Anyway, all of that said, congratulations, governor. And I can hardly wait until we have a NEW governor, who will actually have the credibility and mandate to move that critical agency into the kind of safety net that our state’s workers need.
How do you get out of the unemployment count? Do you decline unemployment compensation? If so, what benefit is there for doing that?
@ Walter– The unemployment count only counts those actively looking for work. Plenty have given up. Plenty never register as unemployed–maybe they have a severance package and aren’t eligible to claim, or they left their jobs voluntarily, which also limits their claiming rights, maybe they just don’t get around to it or don’t trust the government…
And here’s my situation:
— First, the weekly unemployment benefit in South Carolina is a pitiful amount. It’s based on your pay before you lost your job, but the MAX is a little over $300 a week (I don’t have the exact amount in front of me).
— That’s not so bad if you go out and make a little additional money, say, flipping burgers, right?

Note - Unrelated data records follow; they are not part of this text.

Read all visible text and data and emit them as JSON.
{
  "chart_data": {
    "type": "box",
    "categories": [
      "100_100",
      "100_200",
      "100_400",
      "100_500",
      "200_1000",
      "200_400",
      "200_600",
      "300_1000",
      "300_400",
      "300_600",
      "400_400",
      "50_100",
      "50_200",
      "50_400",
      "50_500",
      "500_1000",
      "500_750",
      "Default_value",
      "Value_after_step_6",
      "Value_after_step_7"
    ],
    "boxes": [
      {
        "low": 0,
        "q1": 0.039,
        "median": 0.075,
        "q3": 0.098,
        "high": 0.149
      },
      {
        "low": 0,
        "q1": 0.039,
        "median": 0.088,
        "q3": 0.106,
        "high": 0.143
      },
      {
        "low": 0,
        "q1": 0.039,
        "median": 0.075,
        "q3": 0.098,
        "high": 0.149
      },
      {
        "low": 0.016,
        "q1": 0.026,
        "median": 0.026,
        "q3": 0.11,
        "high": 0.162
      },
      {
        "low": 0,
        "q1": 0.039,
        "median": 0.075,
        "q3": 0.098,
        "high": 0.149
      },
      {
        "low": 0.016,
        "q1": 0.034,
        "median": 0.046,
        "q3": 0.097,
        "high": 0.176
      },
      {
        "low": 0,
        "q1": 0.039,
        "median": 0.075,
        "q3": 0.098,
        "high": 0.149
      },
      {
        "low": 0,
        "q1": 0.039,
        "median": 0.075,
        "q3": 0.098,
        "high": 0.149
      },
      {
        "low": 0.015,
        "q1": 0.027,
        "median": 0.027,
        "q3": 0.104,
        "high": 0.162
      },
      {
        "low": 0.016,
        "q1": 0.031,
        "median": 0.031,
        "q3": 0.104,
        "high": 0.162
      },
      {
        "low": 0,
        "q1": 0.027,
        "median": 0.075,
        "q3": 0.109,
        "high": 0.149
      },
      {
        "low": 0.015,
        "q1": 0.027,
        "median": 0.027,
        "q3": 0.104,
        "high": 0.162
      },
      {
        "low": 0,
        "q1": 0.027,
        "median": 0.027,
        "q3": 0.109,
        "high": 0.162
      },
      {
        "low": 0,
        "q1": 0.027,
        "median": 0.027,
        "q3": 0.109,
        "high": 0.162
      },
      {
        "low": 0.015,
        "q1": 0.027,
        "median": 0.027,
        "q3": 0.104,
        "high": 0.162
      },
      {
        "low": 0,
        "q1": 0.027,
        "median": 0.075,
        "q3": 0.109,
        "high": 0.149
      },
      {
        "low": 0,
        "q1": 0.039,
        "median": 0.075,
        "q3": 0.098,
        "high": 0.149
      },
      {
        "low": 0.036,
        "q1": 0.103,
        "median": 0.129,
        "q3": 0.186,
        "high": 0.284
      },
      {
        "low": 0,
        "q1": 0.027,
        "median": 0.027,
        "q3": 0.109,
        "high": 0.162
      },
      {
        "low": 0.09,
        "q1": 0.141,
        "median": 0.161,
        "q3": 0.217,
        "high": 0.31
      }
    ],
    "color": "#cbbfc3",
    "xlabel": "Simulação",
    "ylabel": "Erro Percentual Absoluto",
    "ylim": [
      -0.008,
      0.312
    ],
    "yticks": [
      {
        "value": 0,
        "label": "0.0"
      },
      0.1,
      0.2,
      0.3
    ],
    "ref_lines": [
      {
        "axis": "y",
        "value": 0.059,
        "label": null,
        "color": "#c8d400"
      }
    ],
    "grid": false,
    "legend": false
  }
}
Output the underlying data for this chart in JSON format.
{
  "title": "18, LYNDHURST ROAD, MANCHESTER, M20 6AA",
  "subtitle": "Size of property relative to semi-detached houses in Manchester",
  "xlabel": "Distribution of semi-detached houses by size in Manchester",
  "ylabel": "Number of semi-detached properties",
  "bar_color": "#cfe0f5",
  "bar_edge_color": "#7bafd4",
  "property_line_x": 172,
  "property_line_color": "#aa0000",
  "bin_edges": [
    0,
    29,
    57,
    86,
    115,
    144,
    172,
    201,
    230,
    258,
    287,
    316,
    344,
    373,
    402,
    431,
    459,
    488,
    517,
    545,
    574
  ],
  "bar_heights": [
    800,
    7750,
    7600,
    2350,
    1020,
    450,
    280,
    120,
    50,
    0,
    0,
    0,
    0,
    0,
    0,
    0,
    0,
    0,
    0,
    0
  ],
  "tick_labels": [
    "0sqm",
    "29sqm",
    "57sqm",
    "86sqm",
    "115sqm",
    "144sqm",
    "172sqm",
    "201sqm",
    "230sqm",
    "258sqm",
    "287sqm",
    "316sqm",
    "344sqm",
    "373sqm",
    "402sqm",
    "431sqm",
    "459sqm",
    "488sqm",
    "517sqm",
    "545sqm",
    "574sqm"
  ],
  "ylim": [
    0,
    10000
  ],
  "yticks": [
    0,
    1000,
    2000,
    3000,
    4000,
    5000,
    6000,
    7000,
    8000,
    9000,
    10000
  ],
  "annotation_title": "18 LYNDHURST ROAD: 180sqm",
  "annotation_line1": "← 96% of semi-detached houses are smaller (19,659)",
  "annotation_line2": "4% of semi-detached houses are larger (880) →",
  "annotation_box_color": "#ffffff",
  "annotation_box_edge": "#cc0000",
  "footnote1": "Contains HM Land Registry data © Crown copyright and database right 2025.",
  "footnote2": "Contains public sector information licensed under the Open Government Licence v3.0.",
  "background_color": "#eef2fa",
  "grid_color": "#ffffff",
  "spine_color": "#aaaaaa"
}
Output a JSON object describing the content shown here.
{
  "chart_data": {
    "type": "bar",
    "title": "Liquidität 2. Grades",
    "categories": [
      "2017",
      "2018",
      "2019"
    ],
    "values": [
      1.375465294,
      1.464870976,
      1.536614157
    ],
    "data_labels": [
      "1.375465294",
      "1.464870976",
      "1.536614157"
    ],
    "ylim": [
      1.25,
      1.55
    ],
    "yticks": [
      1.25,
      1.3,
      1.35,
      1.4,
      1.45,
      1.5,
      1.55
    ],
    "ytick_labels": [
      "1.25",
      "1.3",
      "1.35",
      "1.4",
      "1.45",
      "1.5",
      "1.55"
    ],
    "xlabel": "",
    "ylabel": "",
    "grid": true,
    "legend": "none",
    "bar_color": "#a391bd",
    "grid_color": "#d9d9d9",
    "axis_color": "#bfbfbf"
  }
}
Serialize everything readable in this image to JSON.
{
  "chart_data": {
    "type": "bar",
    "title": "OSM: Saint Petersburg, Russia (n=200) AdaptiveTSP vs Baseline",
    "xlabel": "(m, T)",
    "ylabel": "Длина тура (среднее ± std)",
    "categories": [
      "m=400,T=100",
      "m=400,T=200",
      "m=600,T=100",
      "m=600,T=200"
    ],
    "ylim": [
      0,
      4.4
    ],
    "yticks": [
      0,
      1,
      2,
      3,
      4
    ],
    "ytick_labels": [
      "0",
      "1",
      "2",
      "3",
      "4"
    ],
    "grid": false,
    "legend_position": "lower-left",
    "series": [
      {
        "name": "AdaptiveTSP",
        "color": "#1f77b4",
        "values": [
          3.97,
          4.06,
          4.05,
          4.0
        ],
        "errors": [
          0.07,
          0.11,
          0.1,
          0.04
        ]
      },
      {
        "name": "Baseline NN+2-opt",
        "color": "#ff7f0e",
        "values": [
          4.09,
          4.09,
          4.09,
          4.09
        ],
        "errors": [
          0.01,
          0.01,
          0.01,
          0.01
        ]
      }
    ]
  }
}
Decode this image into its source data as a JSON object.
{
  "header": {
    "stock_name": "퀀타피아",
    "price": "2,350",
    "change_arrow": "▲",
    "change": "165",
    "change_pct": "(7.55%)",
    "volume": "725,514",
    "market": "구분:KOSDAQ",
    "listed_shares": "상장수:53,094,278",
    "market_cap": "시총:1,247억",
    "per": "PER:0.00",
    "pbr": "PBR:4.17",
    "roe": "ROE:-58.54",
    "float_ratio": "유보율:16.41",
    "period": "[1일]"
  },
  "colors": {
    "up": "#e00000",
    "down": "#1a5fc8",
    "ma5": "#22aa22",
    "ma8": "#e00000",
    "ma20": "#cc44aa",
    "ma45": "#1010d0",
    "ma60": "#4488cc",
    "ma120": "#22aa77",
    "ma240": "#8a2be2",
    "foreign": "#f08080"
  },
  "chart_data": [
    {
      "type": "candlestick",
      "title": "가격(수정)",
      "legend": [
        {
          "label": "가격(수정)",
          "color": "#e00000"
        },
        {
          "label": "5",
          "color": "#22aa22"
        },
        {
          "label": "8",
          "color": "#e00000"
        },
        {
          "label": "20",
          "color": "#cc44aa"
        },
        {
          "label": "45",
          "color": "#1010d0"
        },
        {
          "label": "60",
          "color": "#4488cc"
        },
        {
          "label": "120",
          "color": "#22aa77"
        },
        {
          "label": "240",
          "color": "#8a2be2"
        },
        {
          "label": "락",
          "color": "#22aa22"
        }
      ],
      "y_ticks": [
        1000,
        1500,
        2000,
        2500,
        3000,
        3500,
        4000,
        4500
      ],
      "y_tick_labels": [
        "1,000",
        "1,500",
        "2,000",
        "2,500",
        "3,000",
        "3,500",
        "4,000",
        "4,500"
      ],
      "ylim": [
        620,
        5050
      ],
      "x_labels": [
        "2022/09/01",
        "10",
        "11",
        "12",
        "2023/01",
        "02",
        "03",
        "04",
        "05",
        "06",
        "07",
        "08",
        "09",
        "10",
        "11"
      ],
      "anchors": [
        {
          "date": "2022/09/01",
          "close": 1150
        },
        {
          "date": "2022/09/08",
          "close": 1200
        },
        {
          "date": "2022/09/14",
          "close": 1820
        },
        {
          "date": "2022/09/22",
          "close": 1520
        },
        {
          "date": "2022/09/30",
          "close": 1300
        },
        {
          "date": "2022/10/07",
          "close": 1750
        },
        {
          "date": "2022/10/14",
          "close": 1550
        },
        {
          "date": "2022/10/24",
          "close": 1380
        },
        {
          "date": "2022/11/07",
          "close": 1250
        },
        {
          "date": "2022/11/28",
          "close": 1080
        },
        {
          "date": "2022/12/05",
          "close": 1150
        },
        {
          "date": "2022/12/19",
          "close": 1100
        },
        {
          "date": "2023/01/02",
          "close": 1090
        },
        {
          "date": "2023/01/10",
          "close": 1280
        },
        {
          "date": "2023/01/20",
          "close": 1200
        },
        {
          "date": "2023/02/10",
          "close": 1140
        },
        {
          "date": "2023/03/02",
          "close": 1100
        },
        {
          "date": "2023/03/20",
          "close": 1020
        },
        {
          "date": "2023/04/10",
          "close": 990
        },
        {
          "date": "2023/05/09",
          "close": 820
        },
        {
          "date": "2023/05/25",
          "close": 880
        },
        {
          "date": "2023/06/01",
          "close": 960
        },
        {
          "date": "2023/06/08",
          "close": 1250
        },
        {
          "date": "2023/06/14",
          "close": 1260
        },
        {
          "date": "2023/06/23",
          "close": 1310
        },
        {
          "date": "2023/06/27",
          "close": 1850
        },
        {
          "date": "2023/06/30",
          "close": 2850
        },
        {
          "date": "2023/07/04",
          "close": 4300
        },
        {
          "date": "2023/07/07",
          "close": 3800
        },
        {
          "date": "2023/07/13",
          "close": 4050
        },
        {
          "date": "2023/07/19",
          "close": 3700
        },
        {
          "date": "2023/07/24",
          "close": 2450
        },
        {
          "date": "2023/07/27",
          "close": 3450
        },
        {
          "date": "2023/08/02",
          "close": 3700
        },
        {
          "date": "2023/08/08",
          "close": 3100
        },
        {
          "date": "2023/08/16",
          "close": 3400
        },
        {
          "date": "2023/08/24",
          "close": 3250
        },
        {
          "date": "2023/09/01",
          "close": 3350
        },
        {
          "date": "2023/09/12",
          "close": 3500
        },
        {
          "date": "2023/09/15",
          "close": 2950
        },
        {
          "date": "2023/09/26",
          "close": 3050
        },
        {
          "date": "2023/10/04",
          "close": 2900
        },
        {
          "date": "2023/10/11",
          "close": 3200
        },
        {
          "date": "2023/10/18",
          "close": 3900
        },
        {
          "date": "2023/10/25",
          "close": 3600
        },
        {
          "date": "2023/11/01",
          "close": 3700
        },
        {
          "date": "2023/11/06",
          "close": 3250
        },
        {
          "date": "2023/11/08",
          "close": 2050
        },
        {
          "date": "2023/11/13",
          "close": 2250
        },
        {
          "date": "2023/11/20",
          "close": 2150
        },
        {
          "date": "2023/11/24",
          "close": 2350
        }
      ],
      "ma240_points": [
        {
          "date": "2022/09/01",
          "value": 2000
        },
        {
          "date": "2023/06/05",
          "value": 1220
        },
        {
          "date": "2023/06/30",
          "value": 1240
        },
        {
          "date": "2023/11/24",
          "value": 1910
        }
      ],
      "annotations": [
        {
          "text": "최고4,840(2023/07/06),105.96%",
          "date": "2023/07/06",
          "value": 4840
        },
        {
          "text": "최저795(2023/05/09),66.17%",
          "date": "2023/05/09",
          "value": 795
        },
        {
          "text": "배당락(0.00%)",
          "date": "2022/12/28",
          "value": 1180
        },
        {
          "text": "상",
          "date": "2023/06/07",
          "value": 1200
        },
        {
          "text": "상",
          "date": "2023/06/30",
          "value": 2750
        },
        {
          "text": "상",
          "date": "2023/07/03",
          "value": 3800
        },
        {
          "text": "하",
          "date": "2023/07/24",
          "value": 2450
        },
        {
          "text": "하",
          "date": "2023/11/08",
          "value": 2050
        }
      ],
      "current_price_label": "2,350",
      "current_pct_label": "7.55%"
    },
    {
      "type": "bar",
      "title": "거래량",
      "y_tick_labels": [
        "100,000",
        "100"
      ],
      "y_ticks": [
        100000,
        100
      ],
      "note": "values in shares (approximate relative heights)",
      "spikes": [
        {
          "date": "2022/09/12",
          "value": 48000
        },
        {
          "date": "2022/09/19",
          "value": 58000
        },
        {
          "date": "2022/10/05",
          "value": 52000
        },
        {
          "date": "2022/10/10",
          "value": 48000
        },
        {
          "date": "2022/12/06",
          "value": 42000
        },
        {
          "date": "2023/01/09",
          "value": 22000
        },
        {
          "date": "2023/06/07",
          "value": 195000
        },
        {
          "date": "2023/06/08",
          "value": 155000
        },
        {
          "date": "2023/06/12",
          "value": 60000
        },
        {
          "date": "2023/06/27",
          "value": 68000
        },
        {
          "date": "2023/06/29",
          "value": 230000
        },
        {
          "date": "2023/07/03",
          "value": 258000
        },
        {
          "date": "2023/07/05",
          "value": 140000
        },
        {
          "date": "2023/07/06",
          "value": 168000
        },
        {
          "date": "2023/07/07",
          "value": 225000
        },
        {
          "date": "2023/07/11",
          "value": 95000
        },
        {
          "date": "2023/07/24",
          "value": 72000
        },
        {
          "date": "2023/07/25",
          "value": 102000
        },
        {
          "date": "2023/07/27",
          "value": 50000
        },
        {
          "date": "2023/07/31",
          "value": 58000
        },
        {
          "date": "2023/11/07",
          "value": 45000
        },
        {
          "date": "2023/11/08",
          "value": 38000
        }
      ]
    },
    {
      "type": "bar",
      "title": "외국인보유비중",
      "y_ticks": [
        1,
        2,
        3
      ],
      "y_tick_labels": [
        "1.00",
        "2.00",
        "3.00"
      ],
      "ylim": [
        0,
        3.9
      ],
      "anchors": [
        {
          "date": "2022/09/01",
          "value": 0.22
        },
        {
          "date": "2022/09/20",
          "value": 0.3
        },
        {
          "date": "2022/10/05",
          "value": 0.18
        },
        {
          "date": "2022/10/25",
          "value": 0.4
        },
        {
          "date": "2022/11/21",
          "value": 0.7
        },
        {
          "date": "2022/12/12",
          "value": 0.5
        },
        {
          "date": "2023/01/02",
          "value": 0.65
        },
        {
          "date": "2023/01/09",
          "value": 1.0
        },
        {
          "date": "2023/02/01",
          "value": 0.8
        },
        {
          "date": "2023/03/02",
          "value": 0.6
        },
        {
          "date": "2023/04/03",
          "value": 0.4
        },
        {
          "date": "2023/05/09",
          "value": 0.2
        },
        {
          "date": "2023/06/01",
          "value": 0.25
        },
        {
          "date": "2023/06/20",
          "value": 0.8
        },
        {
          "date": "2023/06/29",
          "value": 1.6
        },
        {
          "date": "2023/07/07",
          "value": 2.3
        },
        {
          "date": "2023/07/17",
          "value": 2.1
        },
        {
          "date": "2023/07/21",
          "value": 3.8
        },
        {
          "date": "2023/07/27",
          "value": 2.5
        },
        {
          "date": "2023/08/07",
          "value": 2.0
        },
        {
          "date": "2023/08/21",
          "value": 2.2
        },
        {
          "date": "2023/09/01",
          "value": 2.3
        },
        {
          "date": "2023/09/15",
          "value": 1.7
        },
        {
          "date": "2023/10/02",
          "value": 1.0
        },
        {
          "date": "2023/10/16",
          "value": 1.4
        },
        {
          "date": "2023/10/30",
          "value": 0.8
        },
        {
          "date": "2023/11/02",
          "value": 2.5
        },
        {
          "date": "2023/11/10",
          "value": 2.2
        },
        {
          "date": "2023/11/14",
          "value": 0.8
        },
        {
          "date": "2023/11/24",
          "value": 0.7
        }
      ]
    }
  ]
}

WRONG. Every penny you make comes OUT of your $300 or so a week. Make $200 working, and you only get a $100 check. So basically, there’s no incentive to help yourself by working, if you’re content with the measly state benefit.
— I was never content with that. So in the course of the whole last year, I only got a weekly check either three or four times. There were other weeks I could have gotten it if I had kept up with things better, but that’s all I got.
— In September, I decided to take early retirement from The State, after determining that, even though I would only get 55 percent of what my monthly pension would have been had I waited to 65, I would still get a larger cumulative payout until I reached age 77. After that, I’d be losing out, but hey, that’s a long way off, right?
— This truncated pension was a very small fraction of my salary — not a third, not a fourth, not a fifth. Keep going… even smaller… And yet it was still slightly more money than a month’s worth of the weekly unemployment benefit.
So I stopped filing for it.
Sounds familiar. When I had my brief experience with receiving unemployment comp, it ended swiftly as soon as the folks at ESC found out I had started my own company. It just wouldn’t have been fair to continue getting compensation when I was raking in all that fresh dough (cough, cough).